Diatchenko v. District Attorney for the Suffolk District

Lenk, J.

(concurring, with whom Gants and Duffly, JJ., join). I concur in the court’s decision and write separately only to underscore the “meaningful opportunity to obtain release based on demonstrated maturity and rehabilitation,” Graham v. Florida, 560 U.S. 48, 75 (2010), that, in my view, today’s decision contemplates. The court holds that all sentences of life without the possibility of parole for juvenile offenders violate art. 26 of the Massachusetts Declaration of Rights. Ante at 667, 670-671. Pivotal to this holding, as to the holding in Miller v. Alabama, 132 S. Ct. 2455, 2464 (2012), is the recognition that “children are constitutionally different from adults for purposes of sentencing.” The factors that make this so, “among them, immaturity, impetuosity, and failure to appreciate risks and consequences,” id. at 2468, render the possibility of parole a matter of central importance.
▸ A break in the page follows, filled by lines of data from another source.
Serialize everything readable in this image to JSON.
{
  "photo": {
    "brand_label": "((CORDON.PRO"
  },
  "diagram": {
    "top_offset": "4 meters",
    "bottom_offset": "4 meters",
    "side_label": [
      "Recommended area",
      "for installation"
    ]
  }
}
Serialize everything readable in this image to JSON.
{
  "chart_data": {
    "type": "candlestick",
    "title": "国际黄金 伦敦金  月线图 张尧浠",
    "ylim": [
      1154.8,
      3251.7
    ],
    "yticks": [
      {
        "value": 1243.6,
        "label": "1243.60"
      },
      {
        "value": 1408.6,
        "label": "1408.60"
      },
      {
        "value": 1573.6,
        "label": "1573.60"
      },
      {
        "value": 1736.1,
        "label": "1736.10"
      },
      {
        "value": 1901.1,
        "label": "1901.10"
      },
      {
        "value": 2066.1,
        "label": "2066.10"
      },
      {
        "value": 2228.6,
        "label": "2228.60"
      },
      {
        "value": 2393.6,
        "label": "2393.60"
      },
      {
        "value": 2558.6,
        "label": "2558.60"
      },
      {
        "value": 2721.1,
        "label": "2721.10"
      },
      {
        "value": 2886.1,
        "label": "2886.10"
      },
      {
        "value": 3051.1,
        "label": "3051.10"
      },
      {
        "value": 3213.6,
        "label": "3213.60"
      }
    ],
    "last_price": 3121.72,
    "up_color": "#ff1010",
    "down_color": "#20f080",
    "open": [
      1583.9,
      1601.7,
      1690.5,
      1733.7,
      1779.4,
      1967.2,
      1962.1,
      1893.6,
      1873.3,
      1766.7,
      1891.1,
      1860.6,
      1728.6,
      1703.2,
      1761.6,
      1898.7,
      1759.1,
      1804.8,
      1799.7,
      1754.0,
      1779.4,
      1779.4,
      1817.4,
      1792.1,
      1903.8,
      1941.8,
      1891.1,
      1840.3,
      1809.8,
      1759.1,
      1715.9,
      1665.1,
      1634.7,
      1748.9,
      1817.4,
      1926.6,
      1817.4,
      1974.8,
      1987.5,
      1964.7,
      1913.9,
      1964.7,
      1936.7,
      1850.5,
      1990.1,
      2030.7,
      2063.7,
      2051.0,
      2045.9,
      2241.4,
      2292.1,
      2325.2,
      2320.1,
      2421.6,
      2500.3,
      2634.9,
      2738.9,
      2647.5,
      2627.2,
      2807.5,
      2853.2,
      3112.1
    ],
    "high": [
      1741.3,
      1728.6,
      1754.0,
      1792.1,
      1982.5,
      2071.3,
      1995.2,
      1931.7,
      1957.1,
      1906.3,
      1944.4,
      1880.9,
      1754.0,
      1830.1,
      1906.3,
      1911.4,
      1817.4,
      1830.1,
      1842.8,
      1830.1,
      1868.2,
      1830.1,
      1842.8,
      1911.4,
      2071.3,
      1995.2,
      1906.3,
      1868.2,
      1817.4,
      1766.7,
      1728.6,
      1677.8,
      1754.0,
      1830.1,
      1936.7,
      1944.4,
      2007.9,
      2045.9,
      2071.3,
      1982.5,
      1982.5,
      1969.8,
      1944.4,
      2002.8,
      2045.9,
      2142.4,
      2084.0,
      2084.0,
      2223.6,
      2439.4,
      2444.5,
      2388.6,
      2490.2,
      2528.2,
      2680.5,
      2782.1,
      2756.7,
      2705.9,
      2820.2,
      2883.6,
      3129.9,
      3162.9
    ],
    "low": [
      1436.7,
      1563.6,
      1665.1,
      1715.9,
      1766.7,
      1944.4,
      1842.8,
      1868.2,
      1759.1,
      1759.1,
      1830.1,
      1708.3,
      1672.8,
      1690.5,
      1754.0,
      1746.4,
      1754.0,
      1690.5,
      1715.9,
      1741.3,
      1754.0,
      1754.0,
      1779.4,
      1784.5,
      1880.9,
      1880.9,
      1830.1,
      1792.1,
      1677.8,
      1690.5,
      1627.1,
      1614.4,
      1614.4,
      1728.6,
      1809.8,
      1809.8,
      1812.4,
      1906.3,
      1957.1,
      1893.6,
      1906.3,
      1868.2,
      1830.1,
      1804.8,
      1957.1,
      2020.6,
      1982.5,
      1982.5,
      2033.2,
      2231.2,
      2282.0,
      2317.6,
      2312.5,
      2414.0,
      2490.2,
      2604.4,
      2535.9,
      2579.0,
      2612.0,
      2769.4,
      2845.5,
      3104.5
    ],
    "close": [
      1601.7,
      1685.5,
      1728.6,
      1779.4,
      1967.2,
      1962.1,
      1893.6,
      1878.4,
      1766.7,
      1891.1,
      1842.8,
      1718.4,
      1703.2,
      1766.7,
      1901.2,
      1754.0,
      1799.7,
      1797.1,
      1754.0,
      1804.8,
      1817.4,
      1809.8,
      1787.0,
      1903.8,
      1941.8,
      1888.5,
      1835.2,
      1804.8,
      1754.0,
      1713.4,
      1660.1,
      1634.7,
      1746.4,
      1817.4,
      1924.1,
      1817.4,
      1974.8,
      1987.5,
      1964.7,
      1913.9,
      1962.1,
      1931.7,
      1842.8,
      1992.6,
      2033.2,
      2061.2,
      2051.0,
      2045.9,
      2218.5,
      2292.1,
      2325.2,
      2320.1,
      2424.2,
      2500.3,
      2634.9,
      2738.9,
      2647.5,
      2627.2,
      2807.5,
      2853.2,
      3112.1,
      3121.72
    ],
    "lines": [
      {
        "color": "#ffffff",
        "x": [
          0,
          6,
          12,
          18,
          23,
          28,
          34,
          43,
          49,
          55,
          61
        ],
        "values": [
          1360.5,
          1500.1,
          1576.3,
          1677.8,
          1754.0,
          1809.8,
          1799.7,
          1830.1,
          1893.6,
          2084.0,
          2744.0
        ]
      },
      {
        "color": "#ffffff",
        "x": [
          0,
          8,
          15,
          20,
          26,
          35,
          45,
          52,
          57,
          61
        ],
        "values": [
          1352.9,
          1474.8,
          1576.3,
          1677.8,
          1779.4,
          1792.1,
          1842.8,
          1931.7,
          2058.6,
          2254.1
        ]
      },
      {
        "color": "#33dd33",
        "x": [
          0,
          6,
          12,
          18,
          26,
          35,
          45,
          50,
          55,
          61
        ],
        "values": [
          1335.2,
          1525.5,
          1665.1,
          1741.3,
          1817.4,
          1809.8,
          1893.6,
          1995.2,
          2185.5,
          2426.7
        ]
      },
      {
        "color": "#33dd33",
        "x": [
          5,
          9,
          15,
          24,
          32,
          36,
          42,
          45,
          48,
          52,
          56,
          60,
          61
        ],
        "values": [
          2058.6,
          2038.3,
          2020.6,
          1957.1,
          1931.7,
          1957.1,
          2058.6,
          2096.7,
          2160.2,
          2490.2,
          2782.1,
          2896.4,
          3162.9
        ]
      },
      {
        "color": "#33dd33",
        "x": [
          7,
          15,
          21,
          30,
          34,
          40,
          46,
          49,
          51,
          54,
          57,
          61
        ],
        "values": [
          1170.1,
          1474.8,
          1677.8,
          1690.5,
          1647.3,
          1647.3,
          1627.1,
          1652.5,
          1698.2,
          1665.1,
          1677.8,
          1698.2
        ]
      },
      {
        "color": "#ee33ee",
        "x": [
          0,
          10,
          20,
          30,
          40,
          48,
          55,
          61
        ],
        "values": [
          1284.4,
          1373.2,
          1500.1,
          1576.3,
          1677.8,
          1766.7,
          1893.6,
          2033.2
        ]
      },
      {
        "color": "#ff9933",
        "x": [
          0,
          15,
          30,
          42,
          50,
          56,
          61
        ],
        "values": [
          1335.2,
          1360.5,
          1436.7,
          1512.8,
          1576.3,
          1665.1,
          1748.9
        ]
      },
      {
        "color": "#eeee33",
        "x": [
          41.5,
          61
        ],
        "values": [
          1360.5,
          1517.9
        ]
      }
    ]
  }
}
Where decisions regarding parole suitability are not informed by an attention to “the distinctive attributes of youth [that] diminish the penological justifications for imposing the harshest sentences on juvenile offenders,” considerations that would seem no less germane to determinations of parole suitability, the meaningful nature of the opportunity for release may be compromised. See id. at 2465.